No explosives have been uncovered, and it's unknown whether the searches have deterred an attack, New York Police Deputy Commissioner Paul J. Browne said yesterday.
Like the program Romney announced for the T, New York's program will continue indefinitely.
In New York, police open the bags of randomly selected passengers and look quickly to locate explosives, Browne wrote in an e-mail response to questions. They do not open small purses and do not inspect or read written material, he said. Subway riders can leave stations rather than have their bags searched, but can be arrested if they try to leave once they are chosen for inspection.
New York's searches are largely based on Boston's search policy during the July 2004 convention, Romney said.
``These, I believe, are reasonable measures to keep the public safe," Romney said. The T will ``strictly conform to the constitutional standards" set by the appeals court ruling on New York's program, he said.
The Massachusetts Bay Transportation Authority was the first subway system in the nation to begin random inspections of bags and packages when it did so for the Democratic convention, the first national political convention after the terrorist attacks of Sept. 11, 2001.
The searches ended after the convention, and officials said they found no suspicious devices.
The National Lawyers Guild and the American-Arab Anti-Discrimination Committee went to federal court to object to the policy of searching all Orange Line passengers before their trains passed the convention site, but the program was upheld. The lawsuit challenged only the Orange Line searches, not the legitimacy of randomly stopping passengers in general.
``We have concerns generally about any system that requires a person as a condition of using public mass transit to submit to a search," said John Reinstein, legal director of the American Civil Liberties Union of Massachusetts.

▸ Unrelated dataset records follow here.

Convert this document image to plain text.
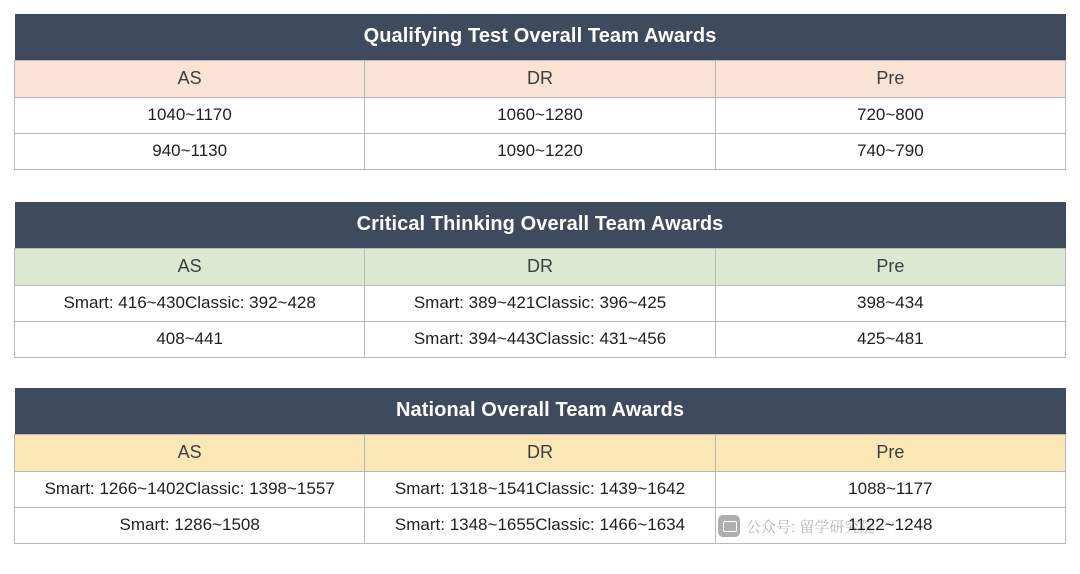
Qualifying Test Overall Team Awards		
AS	DR	Pre
1040~1170	1060~1280	720~800
940~1130	1090~1220	740~790
Critical Thinking Overall Team Awards		
AS	DR	Pre
Smart: 416~430Classic: 392~428	Smart: 389~421Classic: 396~425	398~434
408~441	Smart: 394~443Classic: 431~456	425~481
National Overall Team Awards		
AS	DR	Pre
Smart: 1266~1402Classic: 1398~1557	Smart: 1318~1541Classic: 1439~1642	1088~1177
Smart: 1286~1508	Smart: 1348~1655Classic: 1466~1634	1122~1248
公众号: 留学研究院
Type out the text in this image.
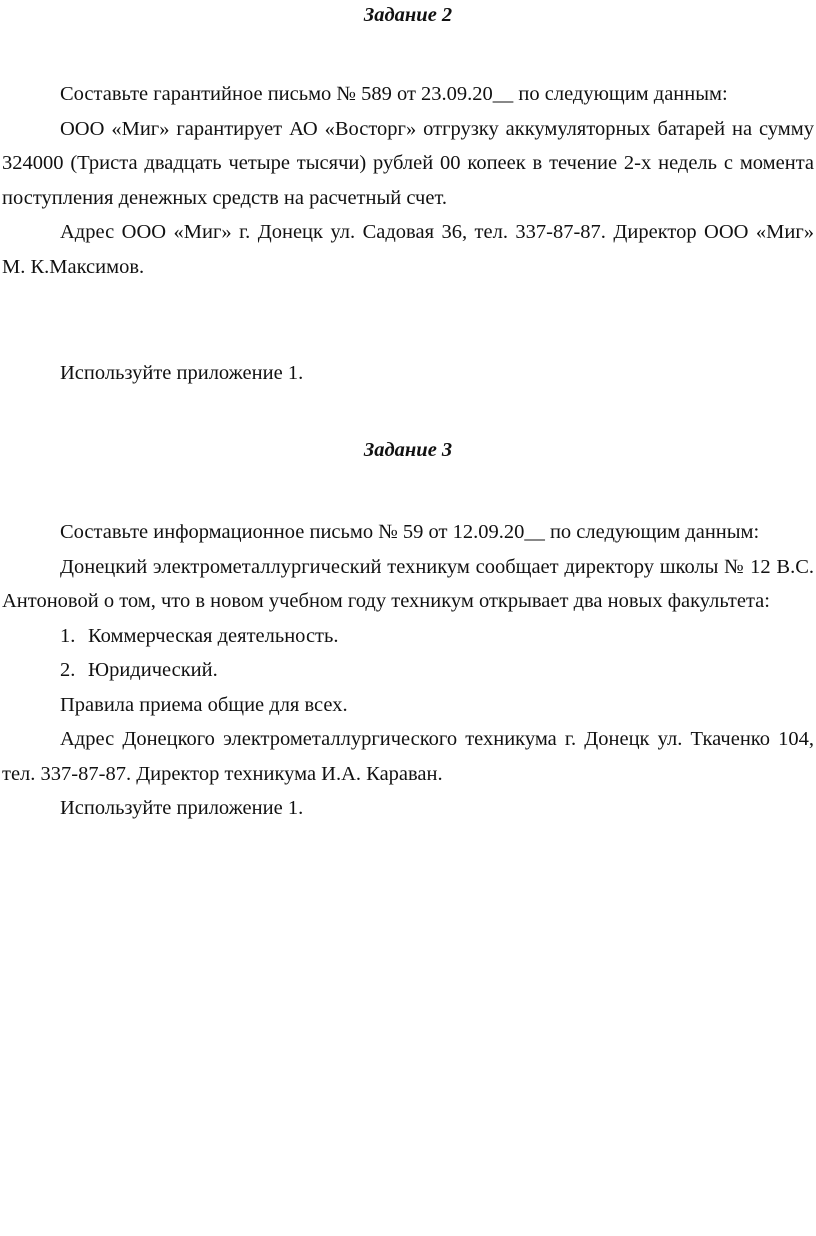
Задание 2

Составьте гарантийное письмо № 589 от 23.09.20__ по следующим данным:

ООО «Миг» гарантирует АО «Восторг» отгрузку аккумуляторных батарей на сумму 324000 (Триста двадцать четыре тысячи) рублей 00 копеек в течение 2-х недель с момента поступления денежных средств на расчетный счет.

Адрес ООО «Миг» г. Донецк ул. Садовая 36, тел. 337-87-87. Директор ООО «Миг» М. К.Максимов.

Используйте приложение 1.

Задание 3

Составьте информационное письмо № 59 от 12.09.20__ по следующим данным:

Донецкий электрометаллургический техникум сообщает директору школы № 12 В.С. Антоновой о том, что в новом учебном году техникум открывает два новых факультета:

1. Коммерческая деятельность.

2. Юридический.

Правила приема общие для всех.

Адрес Донецкого электрометаллургического техникума г. Донецк ул. Ткаченко 104, тел. 337-87-87. Директор техникума И.А. Караван.

Используйте приложение 1.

He asked whether police not using the explosives detection machines would have the authority to ask riders to open their bags, and what police will do if the machines issue a false-positive result.
MBTA Transit Police Chief Joseph C. Carter raised that possibility yesterday, saying passengers carrying nitroglycerine tablets in bags to treat heart conditions could trigger the machines.
Carter said officers would be trained to ask riders questions about medications to rule out false-positive readings.
Reinstein said the ACLU's greatest concern is the use of behavioral profiling by the roving teams.
``If all they are doing is observing and being a visible presence, there's obviously nothing wrong with that," he said. ``But there's a tension between one's right to not speak to police when approached on the street and their right not to be detained without a lawful basis."
During the 2004 convention, the T Riders Union, an organization representing regular users of the system, alleged that officers would lapse into racial and ethnic profiling.
Urszula Masny-Latos, executive director of the National Lawyers Guild of Massachusetts, said she was concerned about the new random search program, but said she wanted to read the full policy and see it in action before reacting.
Carter said that the teams doing the behavioral profiling will be supervised by a sergeant and that officers will document the age, race, and gender of people stopped, to ensure that they avoid profiling.
Reaction to the searches was mixed among several passengers interviewed yesterday at Park Street station, who were all carrying a briefcase or backpack.
``It seems as though it would be pretty inconvenient," said Rachel Cohen, 22, a student at New England School of Law. ``When does it begin to interfere in your personal freedom?"
Margaret Van Deuson, 52, of Brookline, an environmental attorney, said she wanted a fuller accounting of the move. ``What I would ask is that they explain why it's necessary," she said.